If the statement  Hydraulic Fracturing has never caused pollution prove me wrong.

A letter to the editor of the Post-Gazette newspaper:

We need strong environmental regulation

January 20, 2014 12:00 AM

Regarding Tony Norman’s column “W.Va. Water Crisis Serves as Lesson Elsewhere” (Jan. 14): The chemical spill in West Virginia that left 300,000 people without tap water for a week should teach us that the coal/ chemical industry needs tighter regulation of chemical storage and that more studies of chemical toxicity are needed.

The North Dakota crude oil train that caught fire in Quebec last year, killing 47 people, should teach us that tighter train handling regulations are needed, and that a gold rush mentality can cost human lives.

The BP oil spill of 2010 that claimed 11 lives and cost $40 billion and counting should teach us that the use of dispersants might have made the spill more toxic, and deep-water oil drllling needs tighter regulation.

In all three cases we should conclude that market forces were not sufficient; tighter government regulation by the Environmental Protection Agency and other agencies is needed to ensure that our water, air and land are safe.

Meanwhile, closer to Pittsburgh, there was a recent Associated Press story that “Pennsylvania has confirmed at least 106 water-well contamination cases [due to gas and oil drilling] since 2005” (“Fracking Pollution Records Uneven,” Jan. 6). Yet the gas industry claims it is over-regulated.

Are we learning from our mistakes?

I can only hope the lesson we all learn is how inept and corrupt the EPA is. All that regulation and they still can't fix anything.

Paul,

My first thought/question about this post is this; do you accept such sloppy work from your students.

First you cite an article about an article Post Gazette story about an AP story,and it's obvious you didn't read the AP story, because if you had you would never have written this post. You have only chosen to cherry pick the facts you found in the Post Gazette story to support you anti shale development point of view.

For example: your reference to 106 water well contamination cases. You lifted those from the article and intentionally used it out of context. The quote actually says this:" Pennsylvania has confirmed at least 106 water well contamination cases since 2005. 2005 is important because if you had read the AP you would know that that article goes on to state  " From January 1, 2005 through the end of 2013, there have been 32,625 oil and gas wells drilled in Pennsylvania ( of which 7,426 were unconventional/Marcellus Shale wells). 106 out of 32,625 ? Please, that's one third of one percent.

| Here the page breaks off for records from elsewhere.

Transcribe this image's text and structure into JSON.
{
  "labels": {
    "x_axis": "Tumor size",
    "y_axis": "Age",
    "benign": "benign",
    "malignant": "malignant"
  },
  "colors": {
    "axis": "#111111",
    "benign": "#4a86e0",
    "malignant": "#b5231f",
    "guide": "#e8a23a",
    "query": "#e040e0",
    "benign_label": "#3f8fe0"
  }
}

But you might say even 106 is too many, well the AP story goes on to provide some more interesting facts. First : The U.S. Geological performed two recent studies with regard to water wells in PA. One of the conclusions is that high levels of methane occur naturally in aquifers across the state, even in areas where there is no oil and gas development. Further, Penn State performed a study of water wells prior to commencement of drilling nearby. That study found that 40% of those wells failed at least one federal drinking water standard.  That study also found one of the main reasons was poor (water) well construction, primarily lack of casing.

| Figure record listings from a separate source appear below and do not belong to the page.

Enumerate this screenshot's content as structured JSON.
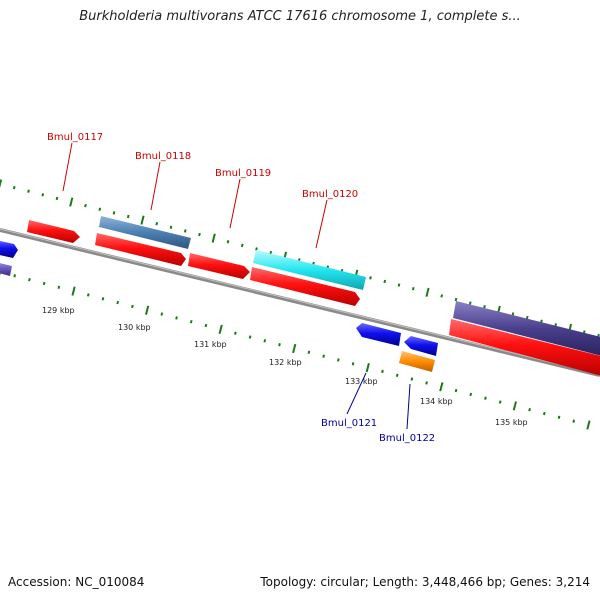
{
  "title": "Burkholderia multivorans ATCC 17616 chromosome 1, complete s...",
  "footer": {
    "accession": "Accession: NC_010084",
    "summary": "Topology: circular; Length: 3,448,466 bp; Genes: 3,214"
  },
  "colors": {
    "backbone": "#888888",
    "tick": "#1a7a1a",
    "forward_gene": "#ff1010",
    "reverse_gene": "#1010ee",
    "top_label": "#cc0000",
    "bottom_label": "#000099"
  },
  "scale_labels": [
    "129 kbp",
    "130 kbp",
    "131 kbp",
    "132 kbp",
    "133 kbp",
    "134 kbp",
    "135 kbp"
  ],
  "gene_labels": [
    {
      "name": "Bmul_0117",
      "strand": "top"
    },
    {
      "name": "Bmul_0118",
      "strand": "top"
    },
    {
      "name": "Bmul_0119",
      "strand": "top"
    },
    {
      "name": "Bmul_0120",
      "strand": "top"
    },
    {
      "name": "Bmul_0121",
      "strand": "bottom"
    },
    {
      "name": "Bmul_0122",
      "strand": "bottom"
    }
  ],
  "feature_colors": {
    "steelblue": "#4d7fb3",
    "cyan": "#22e6f0",
    "darkpurple": "#4a3f8c",
    "slate": "#6655bb",
    "orange": "#ff8c00"
  }
}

... and for the knock out punch - from the Post Gazette story you referenced comes this quote:

"Experts say that the most common type of pollution involves methane, not chemicals from the drilling process".

So we have the U.S.G.S. stating that methane occurs naturally in water tables all across PA. Then we have your article state that the main complaint of pollution is methane.

I'd say that was a slam dunk for me.

As I said, very sloppy work for an educated person.

Bill,

The final work of the DEP/PA disproves the complaint in Bradford County. PA.